Mr Somyurek told ABC listeners that by holding the Commission, the Victorian Government was, “hardening up our position” from the Monitor’s recommendation to suspend the council and appoint an administrator.

“I’m raising the stakes,” he said. “I am of the view that things have gone from bad to worse after the Monitor handed down his report.

“Things have deteriorated on the council since then and I have lost confidence in the capacity of the council to deliver good governance to the people of South Gippsland.

“While suspension [of a council] is within a Minister’s power, I am looking at something more punitive, that is potentially sacking the council.

“The Commission will determine as to whether my hunch is right, if the council has got to the point that it deserves to be sacked,” Mr Somyurek said.

“Fifty-five per cent of the councillors there now were not the first choice of the community, and so the community may question the mandate the council now has.”


“I expect the Commission of Inquiry to take weeks not months and the inquiry to be wrapped up pretty quickly,” he said.

“The Monitor’s role was simply to monitor the activities of the council, whereas a Commission of Inquiry is serious business, it’s a quasi-judicial body with inquisitorial and coercive powers, it can carry hearings and subpoena witnesses and documents.

“We will get to the bottom of what is going on.”

Mr Somyurek said the Commission, “can look into past practices, look into bullying” and that, “basically it can look into most things.

“I’m not going to say to the Commission that I want you to find evidence to sack the council, but if they find evidence that the council should be sacked, they will be sacked,” he said.

“I know what the community is saying, and I know about the town hall meeting.”

Mr Somyurek was referring to a public meeting organised by the Leongatha Business Association and held in the Leongatha Memorial Hall in mid-March 2019, which was attended by some 400 people who almost unanimously voted to dismiss the council.


Gippsland South MLA Danny O’Brien said the Minister for Local Government’s Commission of Inquiry into South Gippsland Shire must be completed quickly for the benefit of all ratepayers of South Gippsland.

“We have already had a near 12-month process with the appointment of a Monitor and this Commission of Inquiry can’t be allowed to drag on for months,” he said.

“The recent decisions taken, then overturned and then taken again with respect to the Acting CEO position were alarming to me from a governance perspective and I raised my concerns with the Minister directly, in the strongest possible terms.

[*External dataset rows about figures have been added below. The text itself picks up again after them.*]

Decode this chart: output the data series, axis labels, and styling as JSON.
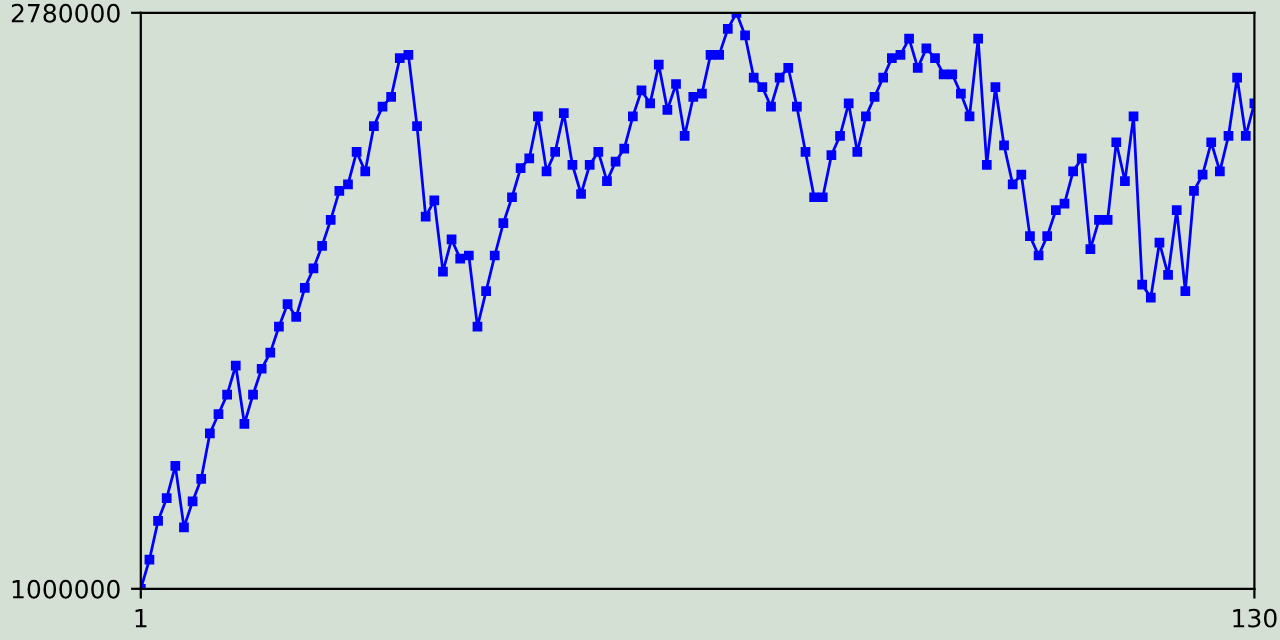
{
  "chart_data": {
    "type": "line",
    "marker": "square",
    "line_style": "solid",
    "grid": false,
    "x": [
      1,
      2,
      3,
      4,
      5,
      6,
      7,
      8,
      9,
      10,
      11,
      12,
      13,
      14,
      15,
      16,
      17,
      18,
      19,
      20,
      21,
      22,
      23,
      24,
      25,
      26,
      27,
      28,
      29,
      30,
      31,
      32,
      33,
      34,
      35,
      36,
      37,
      38,
      39,
      40,
      41,
      42,
      43,
      44,
      45,
      46,
      47,
      48,
      49,
      50,
      51,
      52,
      53,
      54,
      55,
      56,
      57,
      58,
      59,
      60,
      61,
      62,
      63,
      64,
      65,
      66,
      67,
      68,
      69,
      70,
      71,
      72,
      73,
      74,
      75,
      76,
      77,
      78,
      79,
      80,
      81,
      82,
      83,
      84,
      85,
      86,
      87,
      88,
      89,
      90,
      91,
      92,
      93,
      94,
      95,
      96,
      97,
      98,
      99,
      100,
      101,
      102,
      103,
      104,
      105,
      106,
      107,
      108,
      109,
      110,
      111,
      112,
      113,
      114,
      115,
      116,
      117,
      118,
      119,
      120,
      121,
      122,
      123,
      124,
      125,
      126,
      127,
      128,
      129,
      130
    ],
    "series": [
      {
        "color": "#0000ff",
        "values": [
          1000000,
          1090000,
          1210000,
          1280000,
          1380000,
          1190000,
          1270000,
          1340000,
          1480000,
          1540000,
          1600000,
          1690000,
          1510000,
          1600000,
          1680000,
          1730000,
          1810000,
          1880000,
          1840000,
          1930000,
          1990000,
          2060000,
          2140000,
          2230000,
          2250000,
          2350000,
          2290000,
          2430000,
          2490000,
          2520000,
          2640000,
          2650000,
          2430000,
          2150000,
          2200000,
          1980000,
          2080000,
          2020000,
          2030000,
          1810000,
          1920000,
          2030000,
          2130000,
          2210000,
          2300000,
          2330000,
          2460000,
          2290000,
          2350000,
          2470000,
          2310000,
          2220000,
          2310000,
          2350000,
          2260000,
          2320000,
          2360000,
          2460000,
          2540000,
          2500000,
          2620000,
          2480000,
          2560000,
          2400000,
          2520000,
          2530000,
          2650000,
          2650000,
          2730000,
          2780000,
          2710000,
          2580000,
          2550000,
          2490000,
          2580000,
          2610000,
          2490000,
          2350000,
          2210000,
          2210000,
          2340000,
          2400000,
          2500000,
          2350000,
          2460000,
          2520000,
          2580000,
          2640000,
          2650000,
          2700000,
          2610000,
          2670000,
          2640000,
          2590000,
          2590000,
          2530000,
          2460000,
          2700000,
          2310000,
          2550000,
          2370000,
          2250000,
          2280000,
          2090000,
          2030000,
          2090000,
          2170000,
          2190000,
          2290000,
          2330000,
          2050000,
          2140000,
          2140000,
          2380000,
          2260000,
          2460000,
          1940000,
          1900000,
          2070000,
          1970000,
          2170000,
          1920000,
          2230000,
          2280000,
          2380000,
          2290000,
          2400000,
          2580000,
          2400000,
          2500000
        ]
      }
    ],
    "xlim": [
      1,
      130
    ],
    "xticks": [
      1,
      130
    ],
    "ylim": [
      1000000,
      2780000
    ],
    "yticks": [
      1000000,
      2780000
    ]
  }
}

“The people of South Gippsland Shire deserve a resolution to this debacle as quickly as possible and the Minister should not hesitate to act decisively,” Mr O’Brien said.

“If the evidence suggests that the Council should be dismissed, then he will not be opposed by me.

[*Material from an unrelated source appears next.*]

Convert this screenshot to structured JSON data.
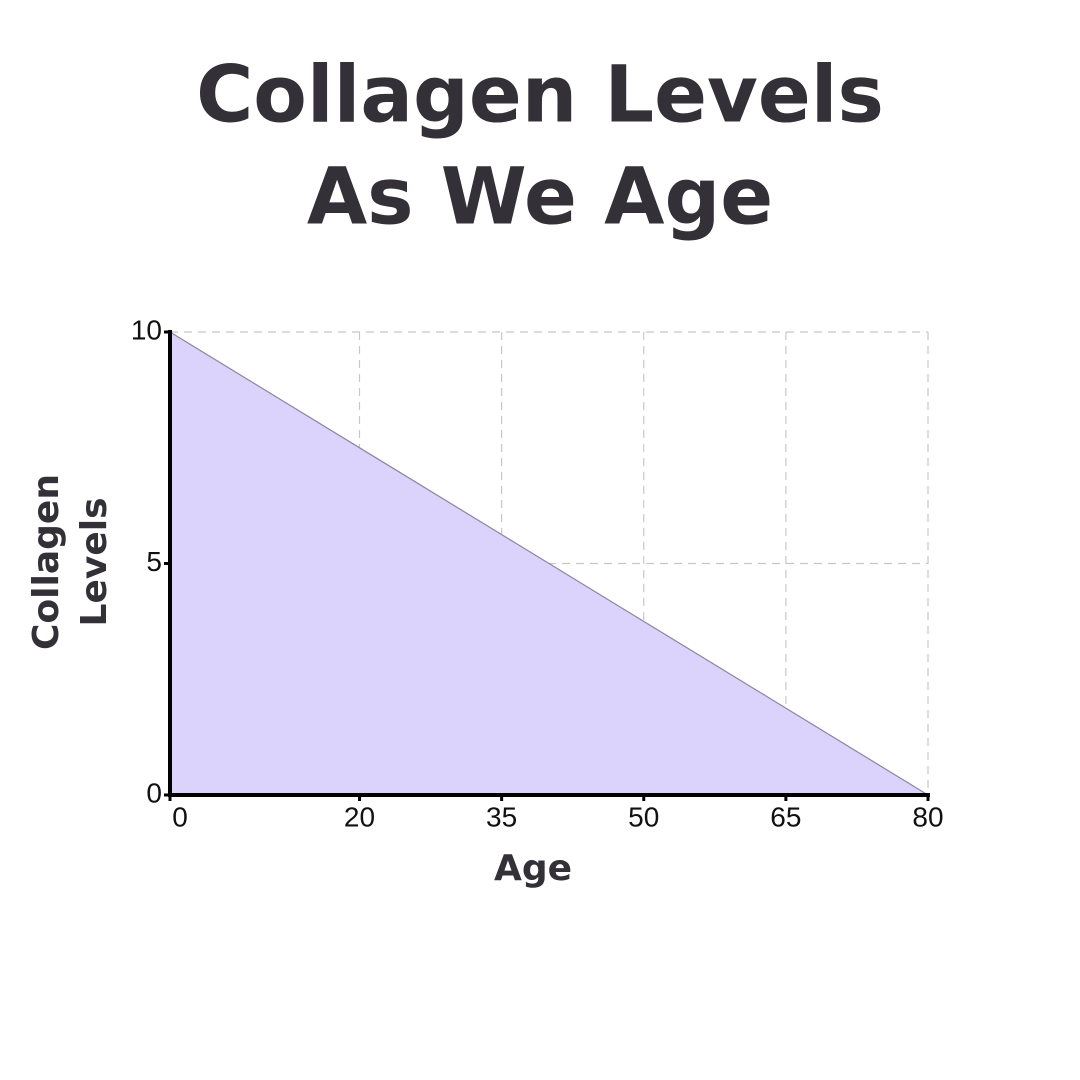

“It is also critical that the outstanding Local Government Inspectorate investigation into the alleged leaking of confidential materials from the Shire, with respect to Bald Hills Wind Farm, must also be wrapped up into any final decision the Minister takes,” he said.

“I hope this entire saga is resolved quickly.”


In his weekly Mayor’s Message published in this edition of The Mirror, South Gippsland Shire Mayor Cr Don Hill said in part that he and his fellow councillors, “continue to perform our role and look forward to having our reputations cleared by the Commission of Inquiry in due course.

“This has been a difficult process for all of the current councillors to endure in the light of the fact that we do not believe we have failed to govern property.”

Cr Hill also said the council, “welcomes the day that the Monitor’s report and our submissions are made public.

“People will then be able to determine for themselves what has and what has not occurred, and perhaps others will question how all this came about,” he said.

Cr Hill said that while it was surprised at the Minister’s timing the council welcomed Mr Somyurek’s announcement of the Commission of Inquiry and its “investigative powers.”

He went on to say that, “Council also believes that the Commission of Inquiry will fail to find any evidence of poor governance or improper processes as have previous investigations.”